Steel producers and tariffs have been in the news lately. ArcelorMittal ADR (MT) produces steel and was upgraded to a buy today by TheStreet's quantitative service. How do the charts and indicators look? Let's see if these two investment approaches can produce a unified strategy.
In this daily bar chart of MT, below, we can see an uptrend from last June followed by a large triangle-like consolidation pattern since January. Prices are getting close to an upside breakout from this pattern.
MT has been crossing above and below the shorter 50-day moving average line but the longer 200-day line is rising and was successfully tested in early April and late May.
The On-Balance-Volume (OBV) line is positive but I would like to see it break out to a new high ahead of price.

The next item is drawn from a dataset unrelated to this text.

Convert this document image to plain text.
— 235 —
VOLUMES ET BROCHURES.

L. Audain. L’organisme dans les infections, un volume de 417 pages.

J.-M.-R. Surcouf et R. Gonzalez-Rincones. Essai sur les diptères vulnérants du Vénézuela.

The Moving Average Convergence Divergence (MACD) oscillator is crossing to a cover shorts buy signal.
In this weekly bar chart of MT, below, we can see that prices are above the rising 40-week moving average line.
The weekly OBV line has been neutral the past four months as prices have traded sideways.
The weekly MACD oscillator has been in bullish territory above the zero line since last July and is poised to turn up to a new buy signal.
In this Point and Figure chart of MT, below, we can see the consolidation pattern since December (look for the "C" on the chart). A trade at $37 is positive and a trade at $38 would be an upside breakout.
Bottom line: An upside breakout is pending. Traders could go long MT on strength and buy at $37 and $38 risking below $31 initially.